Enjeux locaux et orientations nationales
La journée alternait entre présentations et ateliers participatifs. Les organisateurs souhaitaient d’abord établir une base commune d’information, tant sur les orientations nationales que sur les réalités locales.
« On a besoin d’informations et on a aussi besoin de savoir si tout le monde a un peu les mêmes connaissances sur les enjeux », précise Mme Victor. « Ensuite on a des ateliers parce qu’on a vraiment envie d’entendre les gens dire un peu ce qu’ils en pensent, quelles sont leurs priorités à eux, quelle vision ils ont. »
Parmi les thèmes abordés : l’optimisation des barrages existants, le développement éolien, l’utilisation de certaines rivières à des fins énergétiques, ainsi que les projets liés au gaz naturel liquéfié (GNL).

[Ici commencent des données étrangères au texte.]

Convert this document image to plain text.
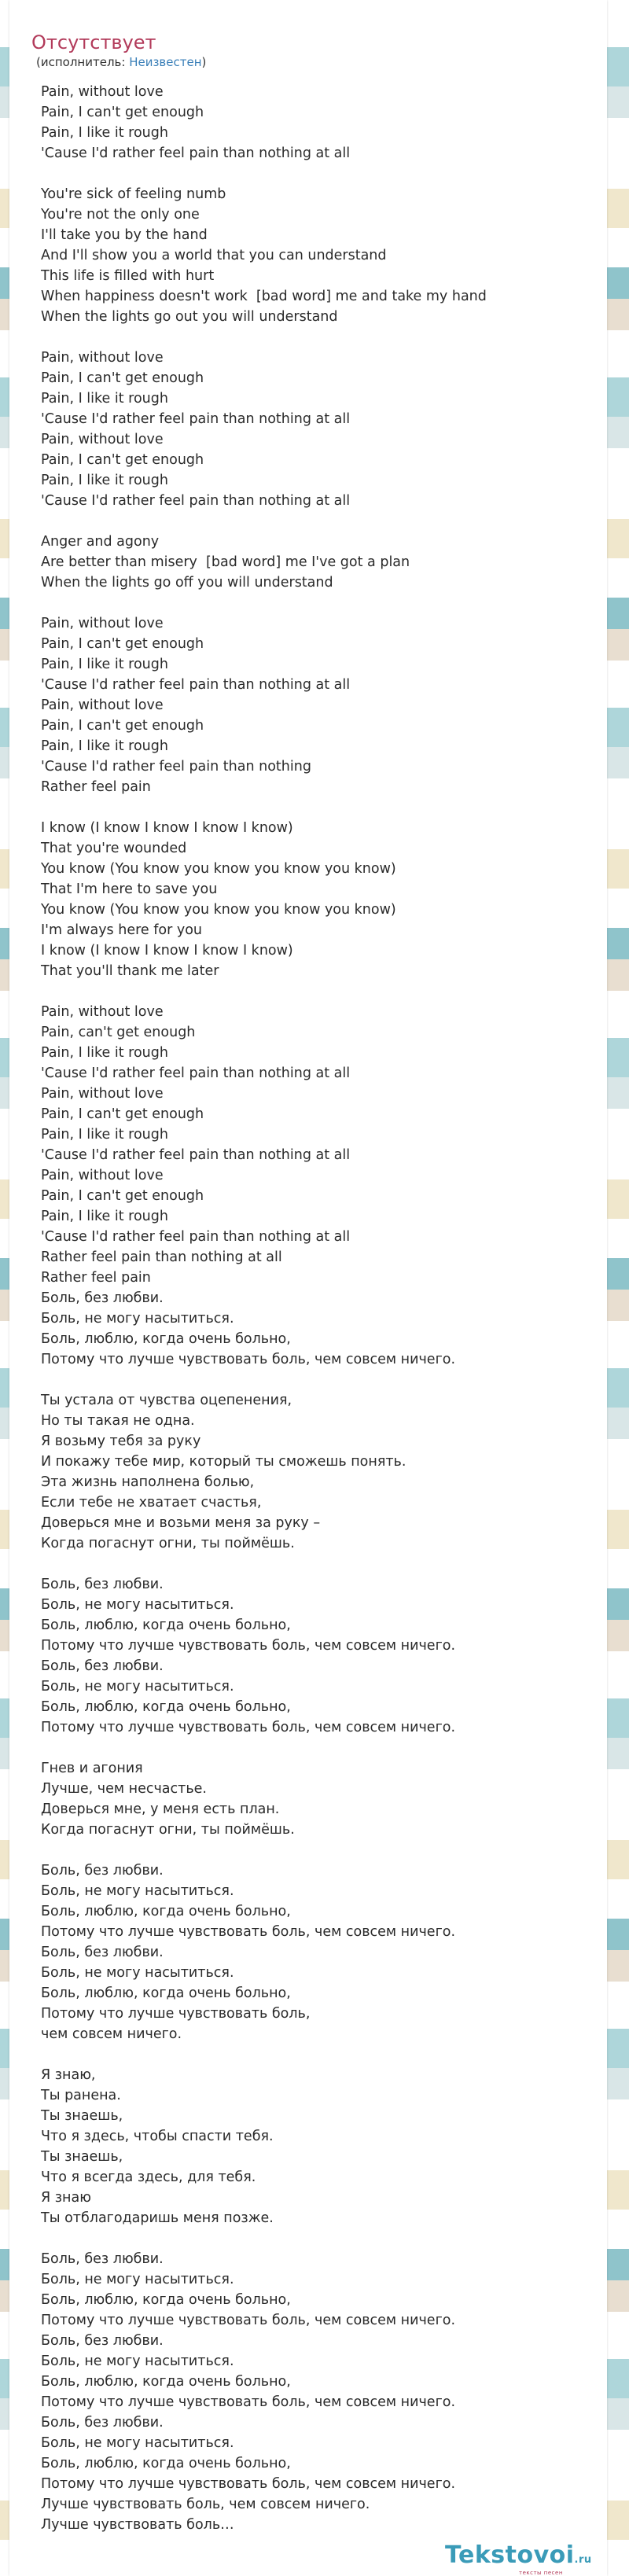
Отсутствует
(исполнитель: Неизвестен)
Pain, without love
Pain, I can't get enough
Pain, I like it rough
'Cause I'd rather feel pain than nothing at all
You're sick of feeling numb
You're not the only one
I'll take you by the hand
And I'll show you a world that you can understand
This life is filled with hurt
When happiness doesn't work  [bad word] me and take my hand
When the lights go out you will understand
Pain, without love
Pain, I can't get enough
Pain, I like it rough
'Cause I'd rather feel pain than nothing at all
Pain, without love
Pain, I can't get enough
Pain, I like it rough
'Cause I'd rather feel pain than nothing at all
Anger and agony
Are better than misery  [bad word] me I've got a plan
When the lights go off you will understand
Pain, without love
Pain, I can't get enough
Pain, I like it rough
'Cause I'd rather feel pain than nothing at all
Pain, without love
Pain, I can't get enough
Pain, I like it rough
'Cause I'd rather feel pain than nothing
Rather feel pain
I know (I know I know I know I know)
That you're wounded
You know (You know you know you know you know)
That I'm here to save you
You know (You know you know you know you know)
I'm always here for you
I know (I know I know I know I know)
That you'll thank me later
Pain, without love
Pain, can't get enough
Pain, I like it rough
'Cause I'd rather feel pain than nothing at all
Pain, without love
Pain, I can't get enough
Pain, I like it rough
'Cause I'd rather feel pain than nothing at all
Pain, without love
Pain, I can't get enough
Pain, I like it rough
'Cause I'd rather feel pain than nothing at all
Rather feel pain than nothing at all
Rather feel pain
Боль, без любви.
Боль, не могу насытиться.
Боль, люблю, когда очень больно,
Потому что лучше чувствовать боль, чем совсем ничего.
Ты устала от чувства оцепенения,
Но ты такая не одна.
Я возьму тебя за руку
И покажу тебе мир, который ты сможешь понять.
Эта жизнь наполнена болью,
Если тебе не хватает счастья,
Доверься мне и возьми меня за руку –
Когда погаснут огни, ты поймёшь.
Боль, без любви.
Боль, не могу насытиться.
Боль, люблю, когда очень больно,
Потому что лучше чувствовать боль, чем совсем ничего.
Боль, без любви.
Боль, не могу насытиться.
Боль, люблю, когда очень больно,
Потому что лучше чувствовать боль, чем совсем ничего.
Гнев и агония
Лучше, чем несчастье.
Доверься мне, у меня есть план.
Когда погаснут огни, ты поймёшь.
Боль, без любви.
Боль, не могу насытиться.
Боль, люблю, когда очень больно,
Потому что лучше чувствовать боль, чем совсем ничего.
Боль, без любви.
Боль, не могу насытиться.
Боль, люблю, когда очень больно,
Потому что лучше чувствовать боль,
чем совсем ничего.
Я знаю,
Ты ранена.
Ты знаешь,
Что я здесь, чтобы спасти тебя.
Ты знаешь,
Что я всегда здесь, для тебя.
Я знаю
Ты отблагодаришь меня позже.
Боль, без любви.
Боль, не могу насытиться.
Боль, люблю, когда очень больно,
Потому что лучше чувствовать боль, чем совсем ничего.
Боль, без любви.
Боль, не могу насытиться.
Боль, люблю, когда очень больно,
Потому что лучше чувствовать боль, чем совсем ничего.
Боль, без любви.
Боль, не могу насытиться.
Боль, люблю, когда очень больно,
Потому что лучше чувствовать боль, чем совсем ничего.
Лучше чувствовать боль, чем совсем ничего.
Лучше чувствовать боль…
Tekstovoi.ru
тексты песен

À propos d’un projet de GNL évoqué sur le territoire, Mme Victor souligne l’importance de la transparence. « C’est important en fait que ces informations-là soient transparentes, publiques, accessibles et qu’on puisse en discuter réellement. » Elle ajoute que ce type d’initiative « va poser plein de questions à l’avenir sur comment est-ce qu’il est mené et à quel besoin il répond vraiment ».
Au-delà du nombre de projets, dit-elle, la réflexion doit porter sur leur pertinence, leurs impacts économiques et environnementaux, ainsi que sur leur acceptabilité sociale.

Un processus jugé insuffisamment consultatif
Le Front commun pour la transition énergétique inscrit sa démarche dans le contexte de l’élaboration prochaine du plan de gestion intégrée des ressources énergétiques (PGIRE) du gouvernement du Québec, attendu en avril.
Mme Victor estime que les consultations publiques entourant ce plan ont été limitées. L’organisation entend d’ailleurs publier un rapport pour proposer « d’ouvrir la discussion de ça aurait pu être fait différemment » et plaider pour des mécanismes plus transparents à l’avenir.
« Les enjeux énergétiques sont souvent présentés comme très techniques et réservés aux experts et expertes, observe-t-elle. Mais en fait c’est vraiment des choix qui nous concernent tous dans notre quotidien et ça va être vraiment déterminant sur ce à quoi va ressembler les sociétés demain, à quoi vont ressembler nos villes, comment est-ce qu’on va consommer, comment on va se nourrir, comment on va habiter les territoires. »

Participation citoyenne et suites à venir
Environ 25 personnes ont pris part à la journée à Baie-Comeau. Pour l’organisatrice, cette mobilisation est en soi significative. « Déjà que des personnes acceptent de venir passer une journée à discuter de ça, oui c’est vraiment intéressant », souligne-t-elle, se disant reconnaissante de l’engagement démontré.
Après une autre étape à Rimouski en mars, l’organisation dressera un bilan de cette première tournée. L’objectif à long terme n’est toutefois pas de se substituer aux autorités publiques.
« L’intérêt, ça serait surtout que ça ne soit pas nous tout le temps qui fassions ce type de consultation et que ça soit pris en charge par le gouvernement », conclut Zélie Victor.
Pour le Front commun, la transition énergétique constitue d’abord un choix de société. Un choix qui, selon ses promoteurs, gagne à être débattu dès maintenant, au plus près des réalités régionales.